Nice review. I find these AT guns on the market are a bit pricey... $34 for an AT gun with no crew & very few accessories? The Tamiya PAK 40 still holds the #1 spot ..cheap...good quality gun, crew & accessories.
JAN 14, 2015 - 10:33 PM
Thanks for the review. The M1 57mm gun was positively ubiquitous with the U.S. Army in Europe, so it's long past time for somebody to give us a kit. Too bad the kit has its flaws, but that's the way it goes. :-) Maybe now one of the big companies -- Dragon, Tamiya, etc. -- will put out an M1 57mm of their own, including a crew.
JAN 23, 2015 - 09:02 AM
I've just finished construction on Riich's 6pdr AT Gun and am getting ready to start painting it.
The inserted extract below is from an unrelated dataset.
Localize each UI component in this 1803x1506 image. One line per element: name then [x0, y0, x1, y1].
Looking at this review, the US 57 mm kit is very, very similar to the 6 pdr. Sprues B and Wa even appear to be the same. The 6 pdr is not an especially easy kit to build. It is somewhat challenging, but with patience and care it will build into a very nice replica. I think the same could probably be said for the 57 mm. If you want simple and easy, it might not be the kit for you. But if you want a very detailed replica, I don't think you'll be disappointed. Light years ahead of the old Tamiya 6 pdr or the Pearless Max cum Italeri cum Zvezda 57 mm kits.